13. Fallacy of Change: You expect that other people will change to suit you if you just pressure or cajole them enough. You need to change people because your hopes of happiness seem to depend entirely on them.

14. Fallacy of Shame: Your worth depends on having and being “enough” and you feel shamed when you don’t have enough. a. Your worth depends on how much you achieve and produce. b. You are not beautiful, perfect, strong, or successful enough. You continually compare yourself to others. c. When you do something wrong it means you are a bad person.

Irrational thinking is the assumption that things are done to you (external locus of control) and that you are powerless. Catastrophizing & absolutism (over generalization) are common forms of irrational self-talk.

Refuting Irrational Ideas

1. Write down the objective facts of the event (no conjectures or impressions or judgments)

2. Write down the self-talk. Notice which are irrational

3. Focus on your emotional response. Make a clear label such as “angry”, “afraid”, “felt worthless”

4. Dispute and change the irrational self-talk.

  1. Select irrational idea. Simplify it into the smallest terms possible.
  2. Is there any rational support for this idea? Is this real or true? Trace the cause and effect.
  3. What evidence exists for the falseness of this idea?
  4. What is the worst that can happen? (if true, if false)
  5. What is the best that can happen? (if true, if false)
  6. Stating the truth- pain and problems are universal, life is not fair, it is up to me to find solution -there is no magic wand, avoiding it is dangerous, I am not alone, problems don’t mean misery, solution exists, I can do this, I can accept this, I am accepted, people do like me, I am free, God loves me, I am forgiven, I have purpose. i. “I will not fear. Fear is the mind killer. I will let it pass over me and through me, and when it has passed, I will look and I will see only the truth.”
  7. Change behavior, make decision, explore possibilities, etc. based upon the truth rather than the lie.

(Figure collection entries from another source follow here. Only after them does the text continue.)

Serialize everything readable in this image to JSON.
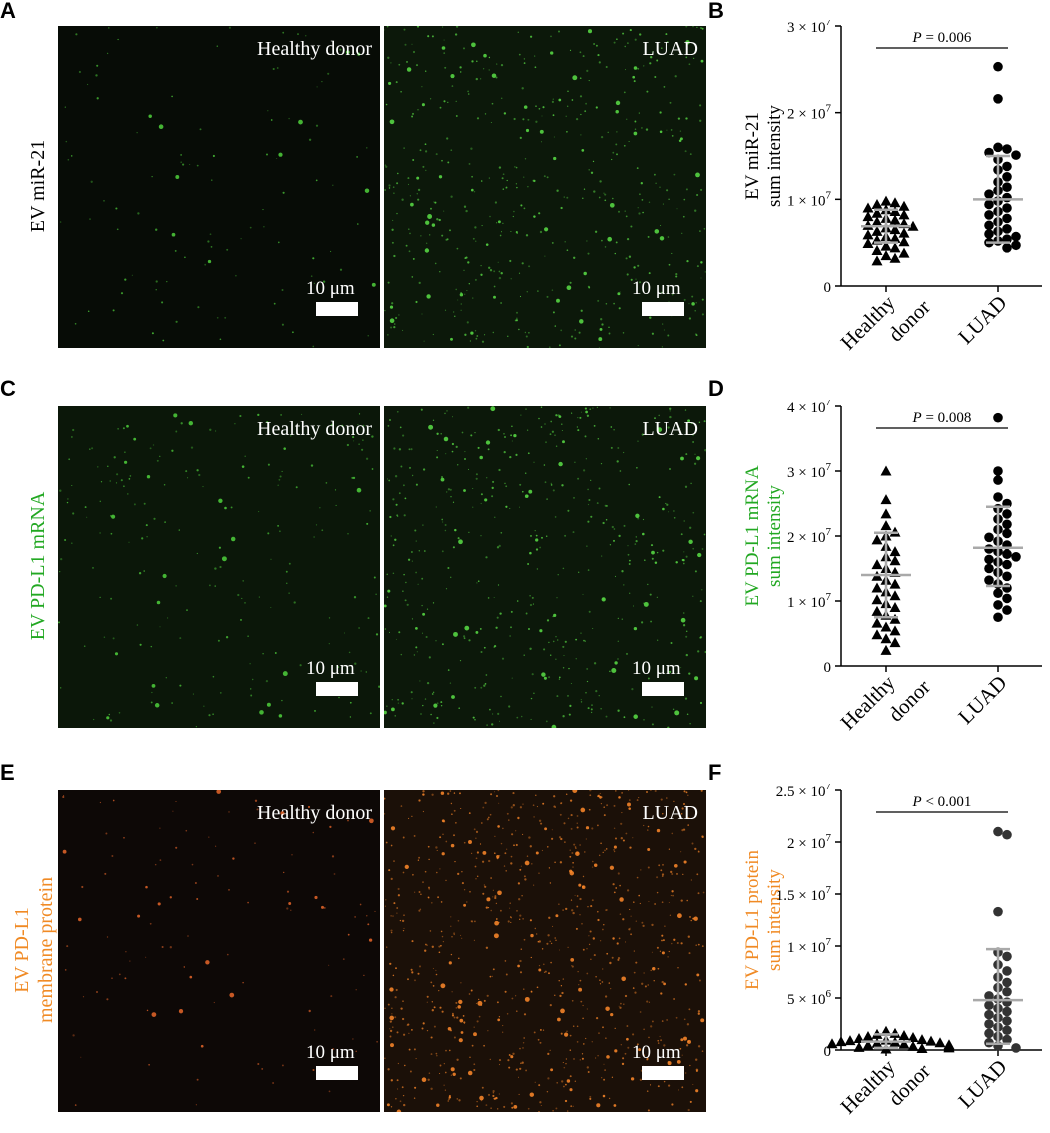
{
  "colors": {
    "green": "#22a822",
    "orange": "#f08a24",
    "gray": "#a9a9a9",
    "dark": "#333333"
  },
  "rows": [
    {
      "letter": "A",
      "plot_letter": "B",
      "row_label": [
        "EV miR-21"
      ],
      "row_label_color": "#000000",
      "left_image": {
        "label": "Healthy donor",
        "scale": "10 μm",
        "particle_color": "#4fd13c",
        "density": "low"
      },
      "right_image": {
        "label": "LUAD",
        "scale": "10 μm",
        "particle_color": "#5be046",
        "density": "high"
      }
    },
    {
      "letter": "C",
      "plot_letter": "D",
      "row_label": [
        "EV PD-L1 mRNA"
      ],
      "row_label_color": "#22a822",
      "left_image": {
        "label": "Healthy donor",
        "scale": "10 μm",
        "particle_color": "#4fd13c",
        "density": "medium"
      },
      "right_image": {
        "label": "LUAD",
        "scale": "10 μm",
        "particle_color": "#5be046",
        "density": "high"
      }
    },
    {
      "letter": "E",
      "plot_letter": "F",
      "row_label": [
        "EV PD-L1",
        "membrane protein"
      ],
      "row_label_color": "#f08a24",
      "left_image": {
        "label": "Healthy donor",
        "scale": "10 μm",
        "particle_color": "#e8662a",
        "density": "low"
      },
      "right_image": {
        "label": "LUAD",
        "scale": "10 μm",
        "particle_color": "#ff8a2a",
        "density": "very-high"
      }
    }
  ],
  "chart_data": [
    {
      "type": "scatter",
      "panel": "B",
      "ylabel": [
        "EV miR-21",
        "sum intensity"
      ],
      "ylabel_color": "#000000",
      "ylim": [
        0,
        30000000
      ],
      "yticks": [
        {
          "value": 0,
          "label": "0",
          "exp": ""
        },
        {
          "value": 10000000,
          "label": "1 × 10",
          "exp": "7"
        },
        {
          "value": 20000000,
          "label": "2 × 10",
          "exp": "7"
        },
        {
          "value": 30000000,
          "label": "3 × 10",
          "exp": "7"
        }
      ],
      "categories": [
        "Healthy donor",
        "LUAD"
      ],
      "xtick_lines": [
        [
          "Healthy",
          "donor"
        ],
        [
          "LUAD"
        ]
      ],
      "pvalue": {
        "prefix": "P",
        "text": " = 0.006"
      },
      "series": [
        {
          "marker": "triangle",
          "color": "#000000",
          "mean": 6900000,
          "sd": [
            5000000,
            8800000
          ],
          "values": [
            9800000,
            9600000,
            9400000,
            9200000,
            9000000,
            8800000,
            8600000,
            8400000,
            8200000,
            8000000,
            7800000,
            7600000,
            7400000,
            7200000,
            7000000,
            6900000,
            6700000,
            6500000,
            6300000,
            6100000,
            5900000,
            5700000,
            5500000,
            5300000,
            5100000,
            4900000,
            4600000,
            4400000,
            4100000,
            3800000,
            3500000,
            3200000,
            2900000
          ]
        },
        {
          "marker": "circle",
          "color": "#000000",
          "mean": 10000000,
          "sd": [
            5000000,
            15000000
          ],
          "values": [
            25300000,
            21600000,
            16000000,
            15800000,
            15400000,
            15100000,
            14600000,
            13800000,
            13400000,
            12600000,
            12000000,
            11400000,
            11000000,
            10600000,
            10200000,
            9800000,
            9400000,
            9000000,
            8600000,
            8200000,
            7800000,
            7400000,
            7000000,
            6600000,
            6300000,
            6000000,
            5700000,
            5400000,
            5200000,
            5000000,
            4700000,
            4400000
          ]
        }
      ]
    },
    {
      "type": "scatter",
      "panel": "D",
      "ylabel": [
        "EV PD-L1 mRNA",
        "sum intensity"
      ],
      "ylabel_color": "#22a822",
      "ylim": [
        0,
        40000000
      ],
      "yticks": [
        {
          "value": 0,
          "label": "0",
          "exp": ""
        },
        {
          "value": 10000000,
          "label": "1 × 10",
          "exp": "7"
        },
        {
          "value": 20000000,
          "label": "2 × 10",
          "exp": "7"
        },
        {
          "value": 30000000,
          "label": "3 × 10",
          "exp": "7"
        },
        {
          "value": 40000000,
          "label": "4 × 10",
          "exp": "7"
        }
      ],
      "categories": [
        "Healthy donor",
        "LUAD"
      ],
      "xtick_lines": [
        [
          "Healthy",
          "donor"
        ],
        [
          "LUAD"
        ]
      ],
      "pvalue": {
        "prefix": "P",
        "text": " = 0.008"
      },
      "series": [
        {
          "marker": "triangle",
          "color": "#000000",
          "mean": 14000000,
          "sd": [
            7500000,
            20500000
          ],
          "values": [
            30000000,
            25600000,
            23400000,
            21600000,
            20600000,
            20000000,
            19400000,
            18400000,
            17600000,
            16800000,
            16200000,
            15600000,
            15000000,
            14400000,
            13800000,
            13200000,
            12600000,
            12000000,
            11400000,
            10800000,
            10200000,
            9600000,
            9000000,
            8400000,
            7800000,
            7200000,
            6600000,
            6000000,
            5400000,
            4800000,
            4200000,
            3600000,
            2400000
          ]
        },
        {
          "marker": "circle",
          "color": "#000000",
          "mean": 18200000,
          "sd": [
            12300000,
            24500000
          ],
          "values": [
            38200000,
            30000000,
            28600000,
            26000000,
            25000000,
            24200000,
            23400000,
            22600000,
            21800000,
            21000000,
            20400000,
            19800000,
            19200000,
            18600000,
            18000000,
            17600000,
            17200000,
            16800000,
            16400000,
            16000000,
            15600000,
            15000000,
            14400000,
            13800000,
            13200000,
            12600000,
            12000000,
            11200000,
            10400000,
            9400000,
            8600000,
            7500000
          ]
        }
      ]
    },
    {
      "type": "scatter",
      "panel": "F",
      "ylabel": [
        "EV PD-L1 protein",
        "sum intensity"
      ],
      "ylabel_color": "#f08a24",
      "ylim": [
        0,
        25000000
      ],
      "yticks": [
        {
          "value": 0,
          "label": "0",
          "exp": ""
        },
        {
          "value": 5000000,
          "label": "5 × 10",
          "exp": "6"
        },
        {
          "value": 10000000,
          "label": "1 × 10",
          "exp": "7"
        },
        {
          "value": 15000000,
          "label": "1.5 × 10",
          "exp": "7"
        },
        {
          "value": 20000000,
          "label": "2 × 10",
          "exp": "7"
        },
        {
          "value": 25000000,
          "label": "2.5 × 10",
          "exp": "7"
        }
      ],
      "categories": [
        "Healthy donor",
        "LUAD"
      ],
      "xtick_lines": [
        [
          "Healthy",
          "donor"
        ],
        [
          "LUAD"
        ]
      ],
      "pvalue": {
        "prefix": "P",
        "text": " < 0.001"
      },
      "series": [
        {
          "marker": "triangle",
          "color": "#000000",
          "mean": 800000,
          "sd": [
            200000,
            1500000
          ],
          "values": [
            1800000,
            1600000,
            1500000,
            1400000,
            1300000,
            1200000,
            1100000,
            1000000,
            950000,
            900000,
            850000,
            800000,
            750000,
            700000,
            650000,
            600000,
            550000,
            500000,
            450000,
            400000,
            350000,
            300000,
            250000,
            200000,
            150000,
            100000
          ]
        },
        {
          "marker": "circle",
          "color": "#333333",
          "mean": 4800000,
          "sd": [
            600000,
            9700000
          ],
          "values": [
            21000000,
            20700000,
            13300000,
            9400000,
            9000000,
            8200000,
            7600000,
            7000000,
            6500000,
            6000000,
            5600000,
            5200000,
            4900000,
            4600000,
            4300000,
            4000000,
            3700000,
            3400000,
            3100000,
            2800000,
            2500000,
            2200000,
            1900000,
            1600000,
            1300000,
            1000000,
            700000,
            400000,
            200000
          ]
        }
      ]
    }
  ]
}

Questions to ask to help identify irrational beliefs

1. What am I telling myself about this situation?

2. Where did I acquire this belief?

3. What if it is true?What would it mean to me?

4. What if is false? What would that mean?

5. How do I behave in line with this belief? Negative behaviors? (Avoidance, escapism, perfectionism, isolationism) Or healthy behaviors?

Rules to promote rational thinking: evaluate your thinking on these statements.

1. The event doesn’t do anything to me, my self-talk does- we feel the way we think.

2. It is the way it is. Conditions exist for this to occur or to be. To say things should be different is to throw out causality.

3. All humans are fallible.

4. It takes two to have conflict.

5. The best strategy is to make decisions that change behavior now.

Rational Emotive Imagery 1971 Dr. Maxie Maultsby.

1. Imagine an event that is stressful and accompanied by negative emotions.

2. As you imagine, allow yourself to feel uncomfortable.

3. After experiencing the stressful emotion, push yourself to change it to a healthier negative emotion (anxiety and rage are turned to concern, disappointment, or regret).

4. Examine how you changed the negative emotion. What happened inside your head that altered your original emotion? What was the self-talk?

5. Substitute a new adaptive belief that produces more bearable emotions.